St Michael's church was consecrated in 1815 as a chapel of ease to St Mary Walton. It was designed by John Cragg, owner of the Mersey Iron Foundry in Liverpool and Thomas Rickman, a self taught architect. The church was built entirely at Cragg's own expense for the sum of £7,865 which equates to well over half a million pounds in today's money.
Along with the other three churches built around this time by Cragg, St Michael's was constructed on a cast iron frame, and its door and window frames and tracery were made of the same material, but only in St Michael's is the use of cast iron for external ornamentation so readily visible. The north and south elevations and the top of the tower are fringed by cast iron parapets and more than twenty cast iron pinnacles.
Equally important in the church's construction is the use of Welsh slate: it is thought that the building was originally clad with slate, and the nave roof is made of a double skin of large slate panels each measuring approximately 2x0.75 metres. The roof is of such a shallow pitch that its novel method of construction cannot be seen from ground level.
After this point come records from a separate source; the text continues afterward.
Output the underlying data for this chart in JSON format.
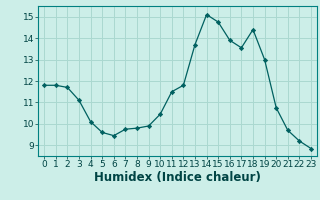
{
  "x": [
    0,
    1,
    2,
    3,
    4,
    5,
    6,
    7,
    8,
    9,
    10,
    11,
    12,
    13,
    14,
    15,
    16,
    17,
    18,
    19,
    20,
    21,
    22,
    23
  ],
  "y": [
    11.8,
    11.8,
    11.7,
    11.1,
    10.1,
    9.6,
    9.45,
    9.75,
    9.8,
    9.9,
    10.45,
    11.5,
    11.8,
    13.7,
    15.1,
    14.75,
    13.9,
    13.55,
    14.4,
    13.0,
    10.75,
    9.7,
    9.2,
    8.85
  ],
  "line_color": "#006060",
  "marker": "D",
  "marker_size": 2.2,
  "bg_color": "#cceee8",
  "grid_color": "#aad8d0",
  "xlabel": "Humidex (Indice chaleur)",
  "xlim": [
    -0.5,
    23.5
  ],
  "ylim": [
    8.5,
    15.5
  ],
  "yticks": [
    9,
    10,
    11,
    12,
    13,
    14,
    15
  ],
  "xticks": [
    0,
    1,
    2,
    3,
    4,
    5,
    6,
    7,
    8,
    9,
    10,
    11,
    12,
    13,
    14,
    15,
    16,
    17,
    18,
    19,
    20,
    21,
    22,
    23
  ],
  "tick_labelsize": 6.5,
  "xlabel_fontsize": 8.5
}
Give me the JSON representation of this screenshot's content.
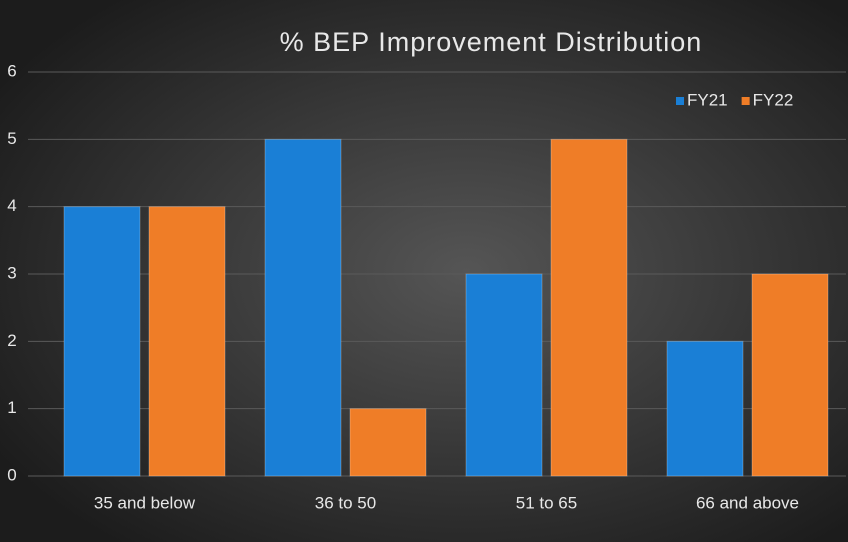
{
  "chart_data": {
    "type": "bar",
    "title": "% BEP Improvement Distribution",
    "categories": [
      "35 and below",
      "36 to 50",
      "51 to 65",
      "66 and above"
    ],
    "series": [
      {
        "name": "FY21",
        "color": "#1a7fd6",
        "values": [
          4,
          5,
          3,
          2
        ]
      },
      {
        "name": "FY22",
        "color": "#ef7d27",
        "values": [
          4,
          1,
          5,
          3
        ]
      }
    ],
    "ylim": [
      0,
      6
    ],
    "yticks": [
      0,
      1,
      2,
      3,
      4,
      5,
      6
    ],
    "grid": true,
    "legend": "upper right"
  }
}
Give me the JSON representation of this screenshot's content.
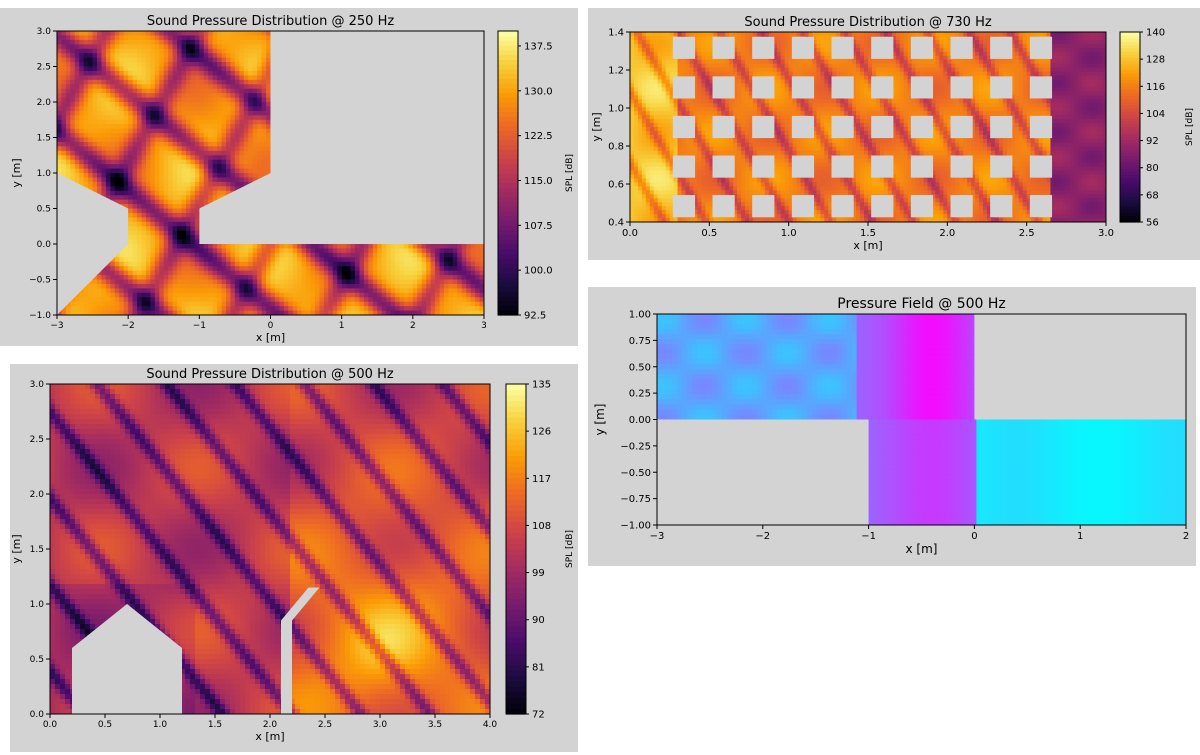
{
  "chart_data": [
    {
      "type": "heatmap",
      "title": "Sound Pressure Distribution @ 250 Hz",
      "xlabel": "x [m]",
      "ylabel": "y [m]",
      "xlim": [
        -3,
        3
      ],
      "ylim": [
        -1,
        3
      ],
      "xticks": [
        "−3",
        "−2",
        "−1",
        "0",
        "1",
        "2",
        "3"
      ],
      "yticks": [
        "−1.0",
        "−0.5",
        "0.0",
        "0.5",
        "1.0",
        "1.5",
        "2.0",
        "2.5",
        "3.0"
      ],
      "colormap": "inferno",
      "colorbar_label": "SPL [dB]",
      "colorbar_range": [
        92.5,
        140
      ],
      "colorbar_ticks": [
        "92.5",
        "100.0",
        "107.5",
        "115.0",
        "122.5",
        "130.0",
        "137.5"
      ],
      "domain_polygon": [
        [
          -3,
          -1
        ],
        [
          3,
          -1
        ],
        [
          3,
          0
        ],
        [
          -1,
          0
        ],
        [
          -1,
          0.5
        ],
        [
          0,
          1
        ],
        [
          0,
          3
        ],
        [
          -3,
          3
        ],
        [
          -3,
          1
        ],
        [
          -2,
          0.5
        ],
        [
          -2,
          0
        ]
      ]
    },
    {
      "type": "heatmap",
      "title": "Sound Pressure Distribution @ 730 Hz",
      "xlabel": "x [m]",
      "ylabel": "y [m]",
      "xlim": [
        0,
        3
      ],
      "ylim": [
        0.3,
        1.5
      ],
      "xticks": [
        "0.0",
        "0.5",
        "1.0",
        "1.5",
        "2.0",
        "2.5",
        "3.0"
      ],
      "yticks": [
        "0.4",
        "0.6",
        "0.8",
        "1.0",
        "1.2",
        "1.4"
      ],
      "colormap": "inferno",
      "colorbar_label": "SPL [dB]",
      "colorbar_range": [
        56,
        140
      ],
      "colorbar_ticks": [
        "56",
        "68",
        "80",
        "92",
        "104",
        "116",
        "128",
        "140"
      ],
      "obstacle_grid": {
        "columns_x": [
          0.27,
          0.52,
          0.77,
          1.02,
          1.27,
          1.52,
          1.77,
          2.02,
          2.27,
          2.52
        ],
        "rows_y": [
          0.33,
          0.58,
          0.83,
          1.08,
          1.33
        ],
        "size": 0.14
      }
    },
    {
      "type": "heatmap",
      "title": "Sound Pressure Distribution @ 500 Hz",
      "xlabel": "x [m]",
      "ylabel": "y [m]",
      "xlim": [
        0,
        4
      ],
      "ylim": [
        0,
        3
      ],
      "xticks": [
        "0.0",
        "0.5",
        "1.0",
        "1.5",
        "2.0",
        "2.5",
        "3.0",
        "3.5",
        "4.0"
      ],
      "yticks": [
        "0.0",
        "0.5",
        "1.0",
        "1.5",
        "2.0",
        "2.5",
        "3.0"
      ],
      "colormap": "inferno",
      "colorbar_label": "SPL [dB]",
      "colorbar_range": [
        72,
        135
      ],
      "colorbar_ticks": [
        "72",
        "81",
        "90",
        "99",
        "108",
        "117",
        "126",
        "135"
      ],
      "obstacles": [
        [
          [
            0.2,
            0
          ],
          [
            1.2,
            0
          ],
          [
            1.2,
            0.6
          ],
          [
            0.7,
            1.0
          ],
          [
            0.2,
            0.6
          ]
        ],
        [
          [
            2.1,
            0
          ],
          [
            2.2,
            0
          ],
          [
            2.2,
            0.85
          ],
          [
            2.45,
            1.15
          ],
          [
            2.35,
            1.15
          ],
          [
            2.1,
            0.85
          ]
        ]
      ]
    },
    {
      "type": "heatmap",
      "title": "Pressure Field @ 500 Hz",
      "xlabel": "x [m]",
      "ylabel": "y [m]",
      "xlim": [
        -3,
        2
      ],
      "ylim": [
        -1,
        1
      ],
      "xticks": [
        "−3",
        "−2",
        "−1",
        "0",
        "1",
        "2"
      ],
      "yticks": [
        "−1.00",
        "−0.75",
        "−0.50",
        "−0.25",
        "0.00",
        "0.25",
        "0.50",
        "0.75",
        "1.00"
      ],
      "colormap": "cool",
      "domain_polygon": [
        [
          -3,
          0
        ],
        [
          -3,
          1
        ],
        [
          0,
          1
        ],
        [
          0,
          0
        ],
        [
          2,
          0
        ],
        [
          2,
          -1
        ],
        [
          -1,
          -1
        ],
        [
          -1,
          0
        ]
      ]
    }
  ]
}
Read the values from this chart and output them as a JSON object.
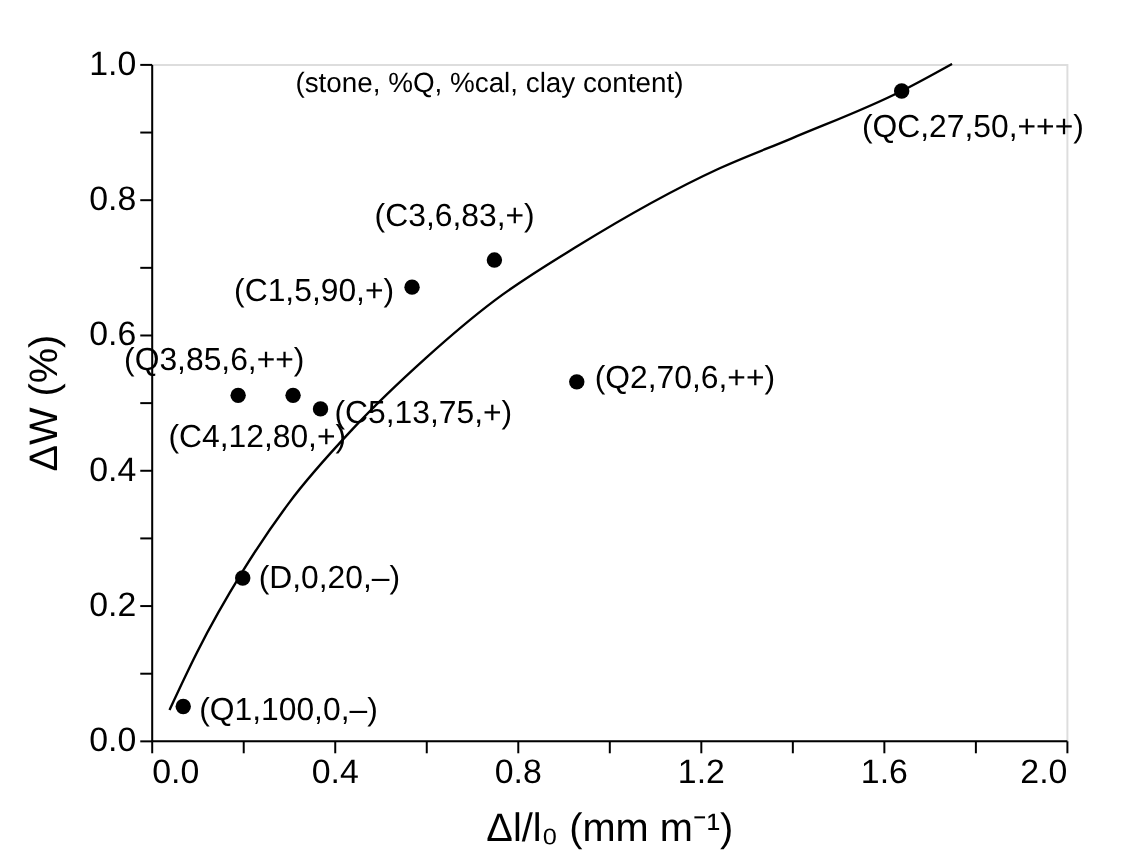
{
  "chart_data": {
    "type": "scatter",
    "xlabel": "Δl/l₀ (mm m⁻¹)",
    "ylabel": "ΔW (%)",
    "marker": "circle",
    "grid": false,
    "xlim": [
      0,
      2.0
    ],
    "ylim": [
      0,
      1.0
    ],
    "xticks": [
      {
        "value": 0,
        "label": "0.0"
      },
      {
        "value": 0.2,
        "label": null
      },
      {
        "value": 0.4,
        "label": "0.4"
      },
      {
        "value": 0.6,
        "label": null
      },
      {
        "value": 0.8,
        "label": "0.8"
      },
      {
        "value": 1.0,
        "label": null
      },
      {
        "value": 1.2,
        "label": "1.2"
      },
      {
        "value": 1.4,
        "label": null
      },
      {
        "value": 1.6,
        "label": "1.6"
      },
      {
        "value": 1.8,
        "label": null
      },
      {
        "value": 2.0,
        "label": "2.0"
      }
    ],
    "yticks": [
      {
        "value": 0,
        "label": "0.0"
      },
      {
        "value": 0.1,
        "label": null
      },
      {
        "value": 0.2,
        "label": "0.2"
      },
      {
        "value": 0.3,
        "label": null
      },
      {
        "value": 0.4,
        "label": "0.4"
      },
      {
        "value": 0.5,
        "label": null
      },
      {
        "value": 0.6,
        "label": "0.6"
      },
      {
        "value": 0.7,
        "label": null
      },
      {
        "value": 0.8,
        "label": "0.8"
      },
      {
        "value": 0.9,
        "label": null
      },
      {
        "value": 1.0,
        "label": "1.0"
      }
    ],
    "series": [
      {
        "color": "#000000",
        "x": [
          0.07,
          0.2,
          0.19,
          0.31,
          0.37,
          0.57,
          0.75,
          0.93,
          1.64
        ],
        "values": [
          0.05,
          0.24,
          0.51,
          0.51,
          0.49,
          0.67,
          0.71,
          0.53,
          0.96
        ]
      },
      {
        "type": "line",
        "color": "#000000",
        "marker": "none",
        "x": [
          0.04,
          0.1,
          0.2,
          0.3,
          0.44,
          0.6,
          0.75,
          0.93,
          1.24,
          1.4,
          1.64,
          1.75
        ],
        "values": [
          0.045,
          0.13,
          0.25,
          0.35,
          0.46,
          0.565,
          0.65,
          0.73,
          0.845,
          0.89,
          0.96,
          1.0
        ]
      }
    ],
    "annotations": [
      "(stone, %Q, %cal, clay content)",
      {
        "text": "(Q1,100,0,–)",
        "x": 0.07,
        "y": 0.05
      },
      {
        "text": "(D,0,20,–)",
        "x": 0.2,
        "y": 0.24
      },
      {
        "text": "(Q3,85,6,++)",
        "x": 0.19,
        "y": 0.51
      },
      {
        "text": "(C4,12,80,+)",
        "x": 0.31,
        "y": 0.51
      },
      {
        "text": "(C5,13,75,+)",
        "x": 0.37,
        "y": 0.49
      },
      {
        "text": "(C1,5,90,+)",
        "x": 0.57,
        "y": 0.67
      },
      {
        "text": "(C3,6,83,+)",
        "x": 0.75,
        "y": 0.71
      },
      {
        "text": "(Q2,70,6,++)",
        "x": 0.93,
        "y": 0.53
      },
      {
        "text": "(QC,27,50,+++)",
        "x": 1.64,
        "y": 0.96
      }
    ]
  }
}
Internally, the stained glass windows are very impressive, particularly the large east window which was erected as a memorial to one of the parish's early incumbents, the Reverend William Hesketh; the topmost rose section of this feature is a representation of the Holy Trinity.
The clock in the tower is part of a memorial to those who fell in the Great War of 1914-18, the rest of which can be found in the narthex. This consists of two marble panels carrying the names of the fallen and flanking a window which depicting St Michael.